= Gales Point Wildlife Sanctuary =

The Gales Point Wildlife Sanctuary is in the Belize District approximately 23.7 southwest of Belize City and 34 km north of Dangriga. The Sanctuary includes Southern Lagoon, Sapodilla Lagoon, Western Lagoon, Quashie Trap Lagoon and a portion of the Manatee river. It has a shoreline of 66-foot that is along all the lagoons and waterways except for the peninsula. The Wildlife Sanctuary covers a complex matrix of creeks, mangroves, mudflats and brackish lagoons. Both the rivers and creeks drains into the lagoon from the west. The lagoon is also connected to the Caribbean Sea via the Bar River.

== Protection of Endangered Species ==

The primary purpose of the Sanctuary is for the protection of the Endangered Antillean manatees. The regionally endemic Central American river turtle and the Goliath grouper are two other species of conservation interest within the Sanctuary as they are both critically endangered. Just outside the sanctuary is another focal point of conservation interest on the sand bar facing the Caribbean Sea for the critically endangered Sea turtle Hawksbill turtle, Green turtle and Loggerhead turtle nest here each year. This area has been recognized as one of the most important nesting beaches within the wider Caribbean.

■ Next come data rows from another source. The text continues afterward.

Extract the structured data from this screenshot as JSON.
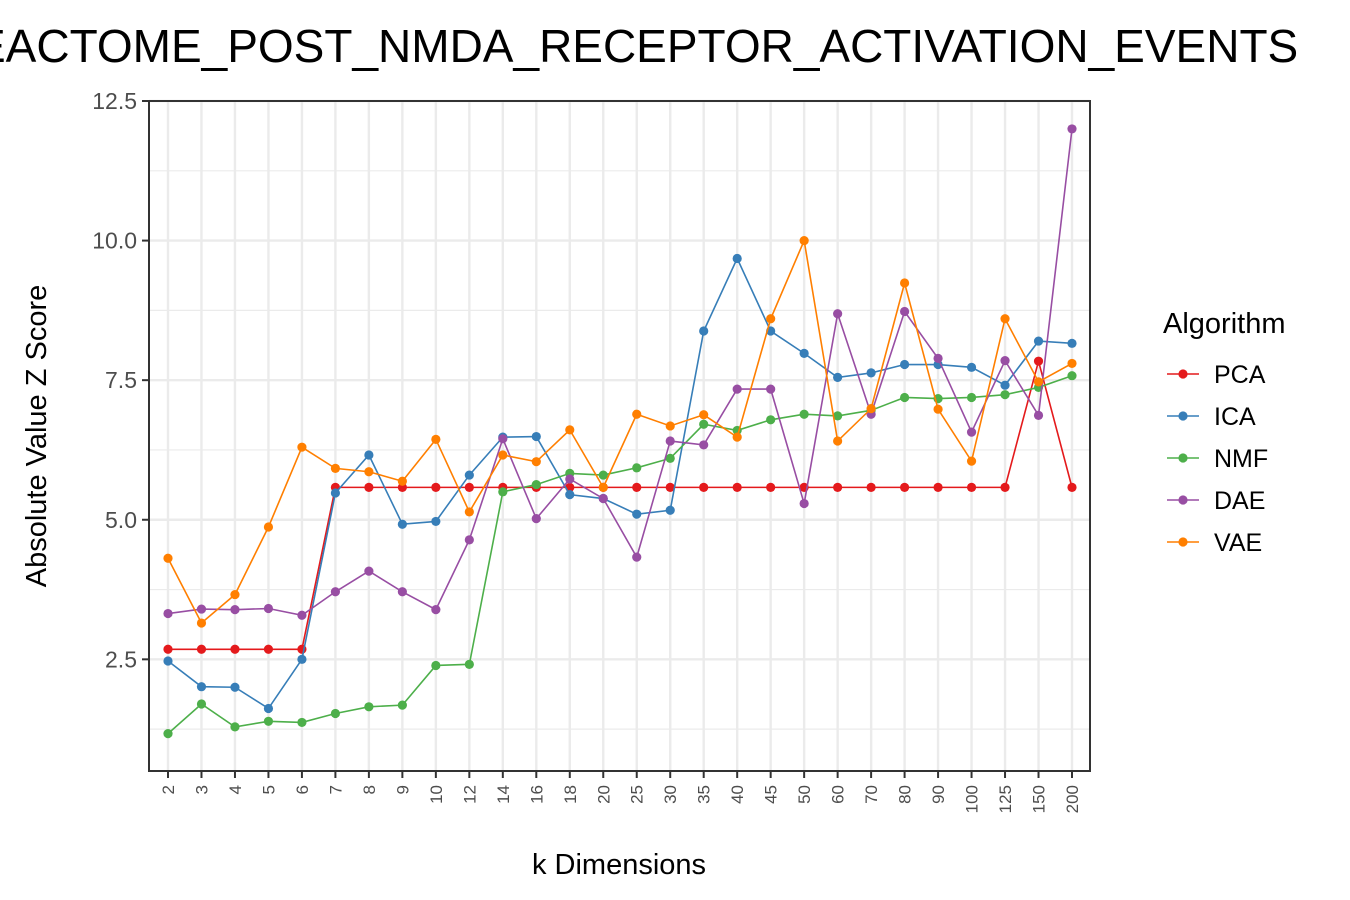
{
  "colors": {
    "PCA": "#e41a1c",
    "ICA": "#377eb8",
    "NMF": "#4daf4a",
    "DAE": "#984ea3",
    "VAE": "#ff7f00",
    "grid": "#ebebeb",
    "panel_border": "#333333"
  },
  "chart_data": {
    "type": "line",
    "title": "REACTOME_POST_NMDA_RECEPTOR_ACTIVATION_EVENTS",
    "xlabel": "k Dimensions",
    "ylabel": "Absolute Value Z Score",
    "categories": [
      "2",
      "3",
      "4",
      "5",
      "6",
      "7",
      "8",
      "9",
      "10",
      "12",
      "14",
      "16",
      "18",
      "20",
      "25",
      "30",
      "35",
      "40",
      "45",
      "50",
      "60",
      "70",
      "80",
      "90",
      "100",
      "125",
      "150",
      "200"
    ],
    "ylim": [
      0.5,
      12.5
    ],
    "yticks": [
      "2.5",
      "5.0",
      "7.5",
      "10.0",
      "12.5"
    ],
    "grid": true,
    "legend": {
      "title": "Algorithm",
      "placement": "right"
    },
    "series": [
      {
        "name": "PCA",
        "values": [
          2.68,
          2.68,
          2.68,
          2.68,
          2.68,
          5.58,
          5.58,
          5.58,
          5.58,
          5.58,
          5.58,
          5.58,
          5.58,
          5.58,
          5.58,
          5.58,
          5.58,
          5.58,
          5.58,
          5.58,
          5.58,
          5.58,
          5.58,
          5.58,
          5.58,
          5.58,
          7.84,
          5.58
        ]
      },
      {
        "name": "ICA",
        "values": [
          2.47,
          2.01,
          2.0,
          1.62,
          2.5,
          5.48,
          6.16,
          4.92,
          4.97,
          5.8,
          6.48,
          6.49,
          5.45,
          5.38,
          5.1,
          5.17,
          8.38,
          9.68,
          8.38,
          7.98,
          7.55,
          7.63,
          7.78,
          7.78,
          7.73,
          7.41,
          8.2,
          8.16
        ]
      },
      {
        "name": "NMF",
        "values": [
          1.17,
          1.7,
          1.29,
          1.39,
          1.37,
          1.53,
          1.65,
          1.68,
          2.39,
          2.41,
          5.5,
          5.63,
          5.83,
          5.8,
          5.93,
          6.1,
          6.71,
          6.6,
          6.79,
          6.89,
          6.86,
          6.96,
          7.19,
          7.17,
          7.19,
          7.24,
          7.37,
          7.58
        ]
      },
      {
        "name": "DAE",
        "values": [
          3.32,
          3.4,
          3.39,
          3.41,
          3.29,
          3.71,
          4.08,
          3.71,
          3.39,
          4.64,
          6.45,
          5.02,
          5.73,
          5.38,
          4.33,
          6.41,
          6.34,
          7.34,
          7.34,
          5.29,
          8.69,
          6.89,
          8.73,
          7.89,
          6.57,
          7.85,
          6.87,
          12.0
        ]
      },
      {
        "name": "VAE",
        "values": [
          4.31,
          3.15,
          3.66,
          4.87,
          6.3,
          5.92,
          5.86,
          5.69,
          6.44,
          5.14,
          6.16,
          6.04,
          6.61,
          5.58,
          6.89,
          6.68,
          6.88,
          6.48,
          8.6,
          10.0,
          6.41,
          6.99,
          9.24,
          6.98,
          6.05,
          8.6,
          7.47,
          7.8
        ]
      }
    ]
  }
}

== Species in the Sanctuary ==

The Sanctuary has a diverse array of species including fish, mammal, reptile and bird population. There are 26 species of international concern within the Sanctuary and the 66-foot buffer vegetation on the edge of the lagoon. The water opossum, Yucatán howler monkey, Morlet's crocodile, American salt water crocodile, Baird's tapir, Neotropical river otter, cownose ray and the Cubera snapper can be found within or around the sanctuary. They are also 330 species of birds, including the yellow-headed parrot, the great curassow, and the jabiru stork can be seen. Several other species can be found just outside the protected are such as the jaguar, puma, margay, ocelot, jaguarundi and the Central American spider monkey.